Gesture and Song

‹-- PreviousNext --›

I’ve written before – both here in my blog and at length in my choral conducting book – about the ideas of David McNeill on speech-accompanying gesture (pdf), and how they can help us understand conducting. But I also find them interesting from the perspective of the singer in performance. Whether and how much to gesture is dilemma that singers routinely face: too much hand movement can be distracting, while keeping the hands completely still can seem unexpressive.

McNeill sees gesture as the imagistic half of a total thought. Ideas originate in what he calls the ‘growth point’ – a moment of instability, of disturbance which separates itself from the cognitive background. To develop into a thought, the growth point erupts in two dimensions: the analytic/syntactic/sequential (words coming out to form a sentence) and the synthetic/imagistic/simultaneous (gestures coming out to encapsulate the whole idea). These two dimensions are very reliably coordinated, with the main beat of the gesture arriving either simultaneouly with the key word of the sentence, or just before, being held until the key word is said. McNeill derived this theory from detailed, repeated observation of how people express their ideas, and also the effects on their expression when the process is inhibited or disrupted.

So, the first aspect that transfers to the performing singer is the effect of preventing gesture. Empirical studies have shown that when people are prevented from using their hands as they speak, two things happen: they use their faces more actively, and their verbal imagery becomes less varied and interesting. This explains why singers can seem under-expressive if they discipline themselves to keep their hands completely still – as gesture is part of thought, inhibiting gesture makes it hard to think. And one does see recitalists with still hands but over-active faces too. So removing gestural distractions from the performance by sheer brute force may be artistically counter-productive.
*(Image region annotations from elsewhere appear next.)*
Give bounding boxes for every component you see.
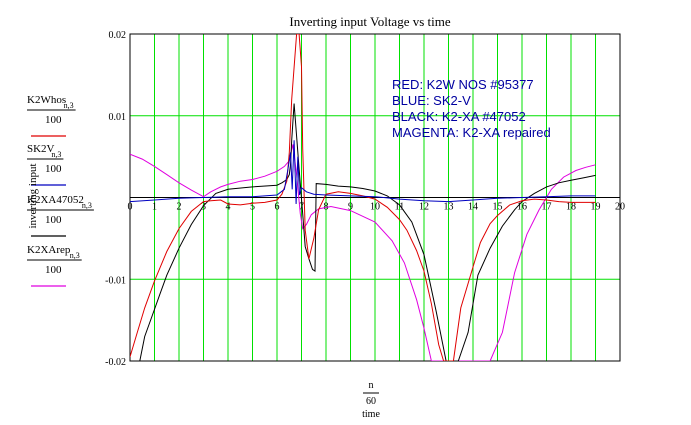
x-tick-label: 7	[299, 202, 304, 213]
series-group	[130, 34, 596, 361]
x-tick-label: 14	[468, 202, 478, 213]
legend-subscript: n,3	[82, 201, 92, 210]
legend-denominator: 100	[45, 163, 62, 175]
x-tick-label: 13	[444, 202, 454, 213]
x-tick-label: 16	[517, 202, 527, 213]
y-tick-labels: 0.02 0.01 -0.01 -0.02	[105, 30, 126, 368]
x-tick-label: 1	[152, 202, 157, 213]
legend: K2Whosn,3100SK2Vn,3100K2XA47052n,3100K2X…	[27, 94, 94, 287]
x-tick-label: 5	[250, 202, 255, 213]
x-tick-label: 6	[275, 202, 280, 213]
y-tick-label: -0.02	[105, 357, 126, 368]
annotation-line: RED: K2W NOS #95377	[392, 77, 534, 92]
legend-denominator: 100	[45, 114, 62, 126]
legend-subscript: n,3	[70, 251, 80, 260]
legend-subscript: n,3	[64, 101, 74, 110]
series-line-k2xa47052	[139, 103, 596, 361]
x-tick-label: 2	[177, 202, 182, 213]
x-tick-label: 3	[201, 202, 206, 213]
legend-subscript: n,3	[51, 150, 61, 159]
x-tick-label: 12	[419, 202, 429, 213]
x-tick-label: 4	[226, 202, 231, 213]
x-axis-label-unit: time	[362, 409, 380, 420]
series-line-k2whos	[130, 34, 596, 361]
x-tick-label: 9	[348, 202, 353, 213]
legend-label: K2XA47052	[27, 194, 84, 206]
legend-label: SK2V	[27, 143, 55, 155]
legend-entry: K2XArep n,3 100	[27, 244, 82, 287]
x-tick-label: 17	[542, 202, 552, 213]
x-axis-label: n 60 time	[362, 380, 380, 420]
x-axis-label-denominator: 60	[366, 396, 376, 407]
x-tick-label: 19	[591, 202, 601, 213]
legend-label: K2XArep	[27, 244, 71, 256]
x-tick-label: 0	[128, 202, 133, 213]
x-tick-label: 18	[566, 202, 576, 213]
x-tick-label: 10	[370, 202, 380, 213]
chart-title: Inverting input Voltage vs time	[289, 14, 451, 29]
series-line-sk2v	[130, 140, 596, 205]
y-tick-label: 0.02	[109, 30, 127, 41]
legend-denominator: 100	[45, 214, 62, 226]
series-line-k2xarep	[130, 144, 596, 361]
annotation-line: BLACK: K2-XA #47052	[392, 109, 526, 124]
x-axis-label-numerator: n	[369, 380, 374, 391]
legend-label: K2Whos	[27, 94, 66, 106]
y-tick-label: 0.01	[109, 112, 127, 123]
y-axis-label: inverting input	[27, 163, 39, 228]
legend-denominator: 100	[45, 264, 62, 276]
annotation-line: MAGENTA: K2-XA repaired	[392, 125, 551, 140]
x-tick-label: 15	[493, 202, 503, 213]
x-tick-label: 11	[395, 202, 405, 213]
y-tick-label: -0.01	[105, 275, 126, 286]
x-tick-label: 20	[615, 202, 625, 213]
annotation-line: BLUE: SK2-V	[392, 93, 471, 108]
But the distractions are still an issue of course. And McNeill gives us scope to analyse the problem in two dimensions. The first is the frequency of the gestures. Song-accompanying gestures are distracting when they are busy, when they arrive every bar or even more often – and the reason they are distracting is that they invite us to think of each little unit of musical material as a separate thought rather than taking in the sense of the whole. These frequent gestures thus tell us that the singer is in very local, short-range passages of musical time – and ones which quite possibly cut against the sense of the words. The way to deal with this is therefore to help the singer think in larger units, and identify the focal points on a broader scale, not just pin their hands down.

The second is form of the gesture. McNeill tells us that the greater the growth point differentiates itself from the cognitive background, the more elaborate the gesture is. That is, surprising thoughts produce more extravagant gestures. Now, singers who gesture over-frequently often also display very little variety of form in their gestures. They will often be quite a generalised, circular motion, endlessly repeated, with the only differentiation that of size. This tells us that they’re thinking about the music in a somewhat generic way – and indeed, it could be that if you’re thinking primarily in very small chunks of music, there aren’t very interesting thoughts to have about it. Developing a more architectonic approach to both music and words will throw the attention onto what are the really surprising moments in the overall narrative.

In both of these cases, you can use the idea of the growth point and its unfolding to aid the mental process of developing a longer-range understanding of the music. It’s easier to have a thought if you join in with the gesture that it produces (which is why people coordinate their movements in conversation – it makes mutual understanding easier). So, developing your gestural approach to a piece integrally with your musical and poetic conception of it should aid both the your control over what you’re doing as a singer and the audience’s understanding of your interpretation.